Quelles obligations doivent être remplies ? L'emprunt hypothécaire est-il déjà soutenu par une assurance prêt ? Considérant le nouveau budget et les revenus du conjoint survivant, quel appoint faudrait-il lui procurer ? « On doit lui permettre aussi de faire de l'épargne, pour éventuellement prendre sa retraite », souligne Me Lafleur.

- Pendant combien de temps ? 

Ce soutien se maintiendra peut-être jusqu'à la fin des études du plus jeune enfant ? Ou jusqu'à ce que la maison soit payée ? Jusqu'à la retraite ? « C'est de cette façon qu'on va travailler pour établir quel est le besoin en assurance de la personne. »

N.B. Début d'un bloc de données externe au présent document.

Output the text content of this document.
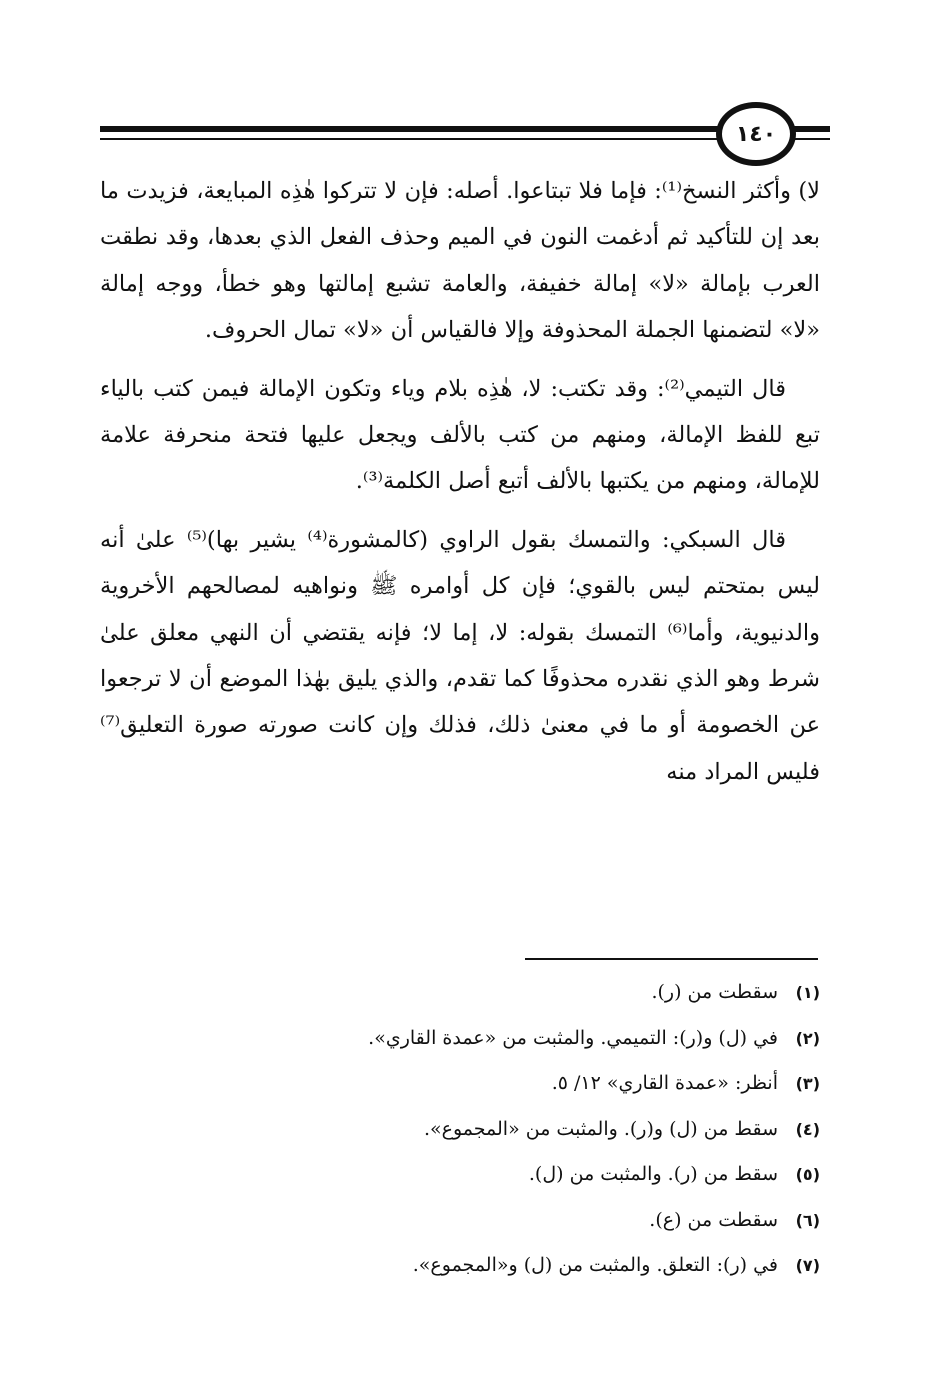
١٤٠

لا) وأكثر النسخ⁽¹⁾: فإما فلا تبتاعوا. أصله: فإن لا تتركوا هٰذِه المبايعة، فزيدت ما بعد إن للتأكيد ثم أدغمت النون في الميم وحذف الفعل الذي بعدها، وقد نطقت العرب بإمالة «لا» إمالة خفيفة، والعامة تشبع إمالتها وهو خطأ، ووجه إمالة «لا» لتضمنها الجملة المحذوفة وإلا فالقياس أن «لا» تمال الحروف.

قال التيمي⁽²⁾: وقد تكتب: لا، هٰذِه بلام وياء وتكون الإمالة فيمن كتب بالياء تبع للفظ الإمالة، ومنهم من كتب بالألف ويجعل عليها فتحة منحرفة علامة للإمالة، ومنهم من يكتبها بالألف أتبع أصل الكلمة⁽³⁾.

قال السبكي: والتمسك بقول الراوي (كالمشورة⁽⁴⁾ يشير بها)⁽⁵⁾ علىٰ أنه ليس بمتحتم ليس بالقوي؛ فإن كل أوامره ﷺ ونواهيه لمصالحهم الأخروية والدنيوية، وأما⁽⁶⁾ التمسك بقوله: لا، إما لا؛ فإنه يقتضي أن النهي معلق علىٰ شرط وهو الذي نقدره محذوفًا كما تقدم، والذي يليق بهٰذا الموضع أن لا ترجعوا عن الخصومة أو ما في معنىٰ ذلك، فذلك وإن كانت صورته صورة التعليق⁽⁷⁾ فليس المراد منه

(١)
سقطت من (ر).
(٢)
في (ل) و(ر): التميمي. والمثبت من «عمدة القاري».
(٣)
أنظر: «عمدة القاري» ١٢/ ٥.
(٤)
سقط من (ل) و(ر). والمثبت من «المجموع».
(٥)
سقط من (ر). والمثبت من (ل).
(٦)
سقطت من (ع).
(٧)
في (ر): التعلق. والمثبت من (ل) و«المجموع».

- Quels sont les objectifs successoraux ?

Ici se posent les questions fondamentales. Qui devez-vous protéger ? À qui voulez-vous céder vos biens ? Dans quelles proportions ? Comment voulez-vous soutenir ou avantager vos enfants mineurs ? Souhaitez-vous réduire l'impact fiscal à votre décès ?

- On mélange le tout...

Ces paramètres et objectifs seront pris en compte dans une planification articulée autour de deux axes : une couverture d'assurance vie et une planification testamentaire.

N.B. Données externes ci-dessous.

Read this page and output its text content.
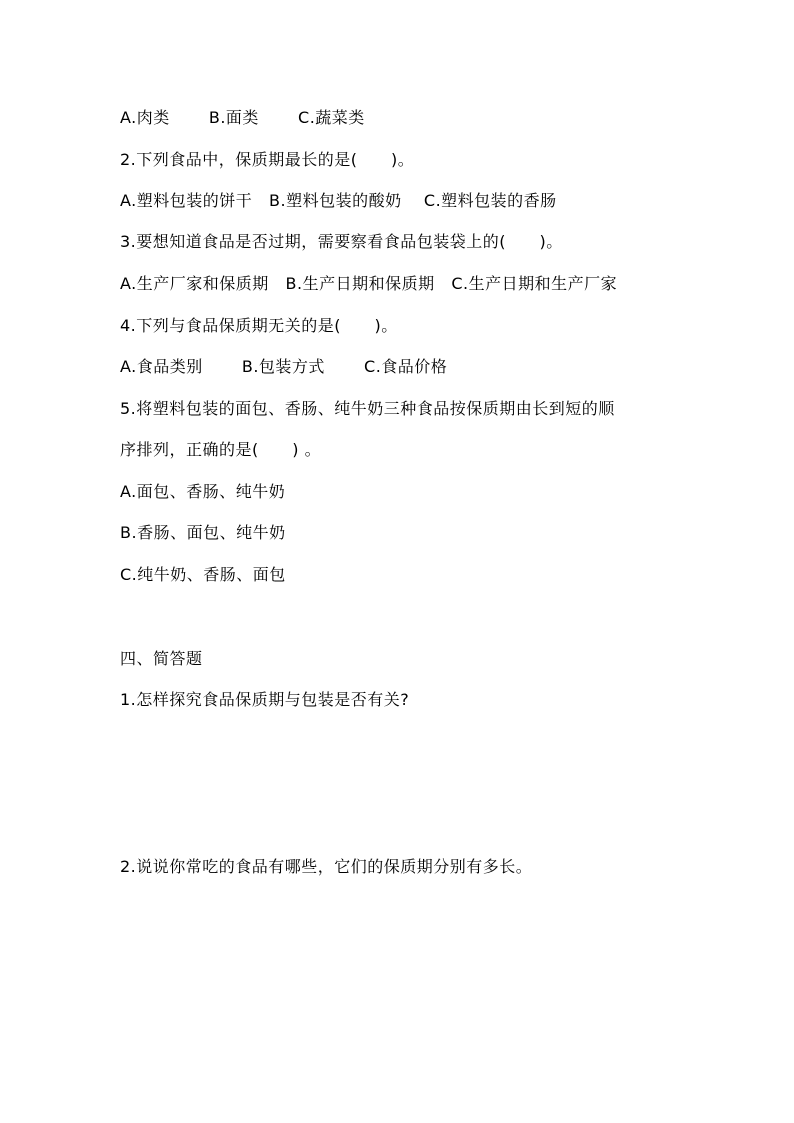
A.肉类       B.面类       C.蔬菜类
2.下列食品中，保质期最长的是(      )。
A.塑料包装的饼干   B.塑料包装的酸奶    C.塑料包装的香肠
3.要想知道食品是否过期，需要察看食品包装袋上的(      )。
A.生产厂家和保质期   B.生产日期和保质期   C.生产日期和生产厂家
4.下列与食品保质期无关的是(      )。
A.食品类别       B.包装方式       C.食品价格
5.将塑料包装的面包、香肠、纯牛奶三种食品按保质期由长到短的顺
序排列，正确的是(      ) 。
A.面包、香肠、纯牛奶
B.香肠、面包、纯牛奶
C.纯牛奶、香肠、面包
四、简答题
1.怎样探究食品保质期与包装是否有关?
2.说说你常吃的食品有哪些，它们的保质期分别有多长。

« Le testament est la dernière chose qu'on rédige, mais on en discute en cours de route à plusieurs niveaux », observe Guylaine Lafleur.

On construit ainsi une structure qui répond à l'ensemble des besoins du testateur et de ses héritiers. « Malheureusement, il y a des gens qui ne se rendent jamais à cette étape. Ils ont une belle structure mais ils n'ont jamais fait leur testament. »

Ils sont au point mort.

Question : Quelle est la différence entre la planification successorale et la planification testamentaire ?

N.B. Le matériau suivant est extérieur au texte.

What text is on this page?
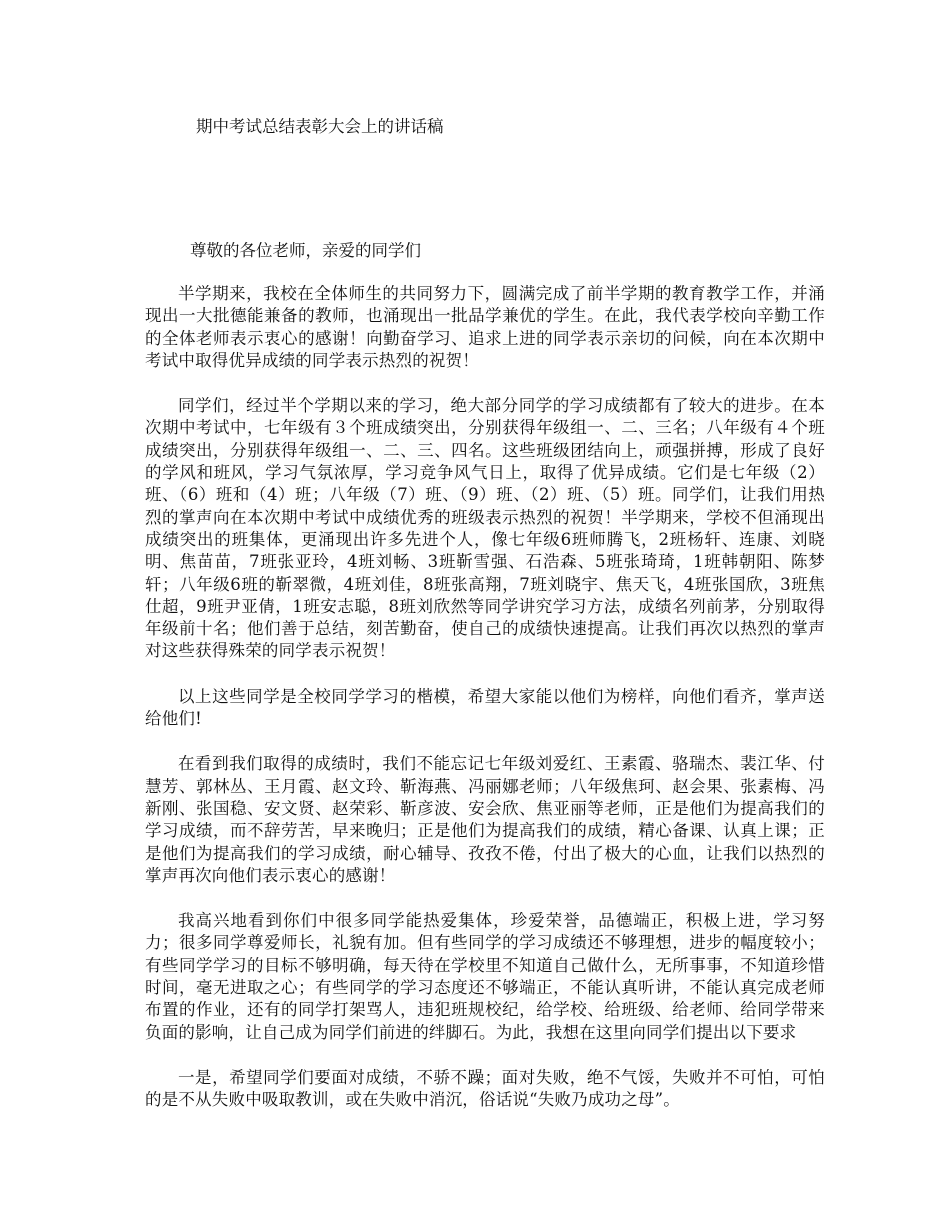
期中考试总结表彰大会上的讲话稿
尊敬的各位老师，亲爱的同学们

半学期来，我校在全体师生的共同努力下，圆满完成了前半学期的教育教学工作，并涌现出一大批德能兼备的教师，也涌现出一批品学兼优的学生。在此，我代表学校向辛勤工作的全体老师表示衷心的感谢！向勤奋学习、追求上进的同学表示亲切的问候，向在本次期中考试中取得优异成绩的同学表示热烈的祝贺！

同学们，经过半个学期以来的学习，绝大部分同学的学习成绩都有了较大的进步。在本次期中考试中，七年级有３个班成绩突出，分别获得年级组一、二、三名；八年级有４个班成绩突出，分别获得年级组一、二、三、四名。这些班级团结向上，顽强拼搏，形成了良好的学风和班风，学习气氛浓厚，学习竞争风气日上，取得了优异成绩。它们是七年级（2）班、（6）班和（4）班；八年级（7）班、（9）班、（2）班、（5）班。同学们，让我们用热烈的掌声向在本次期中考试中成绩优秀的班级表示热烈的祝贺！半学期来，学校不但涌现出成绩突出的班集体，更涌现出许多先进个人，像七年级6班师腾飞，2班杨轩、连康、刘晓明、焦苗苗，7班张亚玲，4班刘畅、3班靳雪强、石浩森、5班张琦琦，1班韩朝阳、陈梦轩；八年级6班的靳翠微，4班刘佳，8班张高翔，7班刘晓宇、焦天飞，4班张国欣，3班焦仕超，9班尹亚倩，1班安志聪，8班刘欣然等同学讲究学习方法，成绩名列前茅，分别取得年级前十名；他们善于总结，刻苦勤奋，使自己的成绩快速提高。让我们再次以热烈的掌声对这些获得殊荣的同学表示祝贺！

以上这些同学是全校同学学习的楷模，希望大家能以他们为榜样，向他们看齐，掌声送给他们!

在看到我们取得的成绩时，我们不能忘记七年级刘爱红、王素霞、骆瑞杰、裴江华、付慧芳、郭林丛、王月霞、赵文玲、靳海燕、冯丽娜老师；八年级焦珂、赵会果、张素梅、冯新刚、张国稳、安文贤、赵荣彩、靳彦波、安会欣、焦亚丽等老师，正是他们为提高我们的学习成绩，而不辞劳苦，早来晚归；正是他们为提高我们的成绩，精心备课、认真上课；正是他们为提高我们的学习成绩，耐心辅导、孜孜不倦，付出了极大的心血，让我们以热烈的掌声再次向他们表示衷心的感谢！

我高兴地看到你们中很多同学能热爱集体，珍爱荣誉，品德端正，积极上进，学习努力；很多同学尊爱师长，礼貌有加。但有些同学的学习成绩还不够理想，进步的幅度较小；有些同学学习的目标不够明确，每天待在学校里不知道自己做什么，无所事事，不知道珍惜时间，毫无进取之心；有些同学的学习态度还不够端正，不能认真听讲，不能认真完成老师布置的作业，还有的同学打架骂人，违犯班规校纪，给学校、给班级、给老师、给同学带来负面的影响，让自己成为同学们前进的绊脚石。为此，我想在这里向同学们提出以下要求

一是，希望同学们要面对成绩，不骄不躁；面对失败，绝不气馁，失败并不可怕，可怕的是不从失败中吸取教训，或在失败中消沉，俗话说“失败乃成功之母”。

Réponse : la seconde succède à la première. Ou elle la conclut, pour être plus précis. « La planification successorale est plus large, décrit Me Guylaine Lafleur. Elle inclut l'analyse des impôts au décès, le coût de vie des survivants, l'analyse des besoins en assurance vie. » La planification testamentaire complète ce processus avec la rédaction d'un testament.

Un problème d'arithmétique

La cliente de la notaire Guylaine Lafleur avait fait ses devoirs. Mal.

Dans son testament, elle voulait d'abord faire de petits legs à plusieurs personnes et organismes.

Sans conjoint, elle désirait laisser le reste de son patrimoine à ses enfants, qui avaient alors 15 et 18 ans.

Ennui : il n'y aurait plus de reste. C'est ce qu'a révélé la projection de Me Lafleur.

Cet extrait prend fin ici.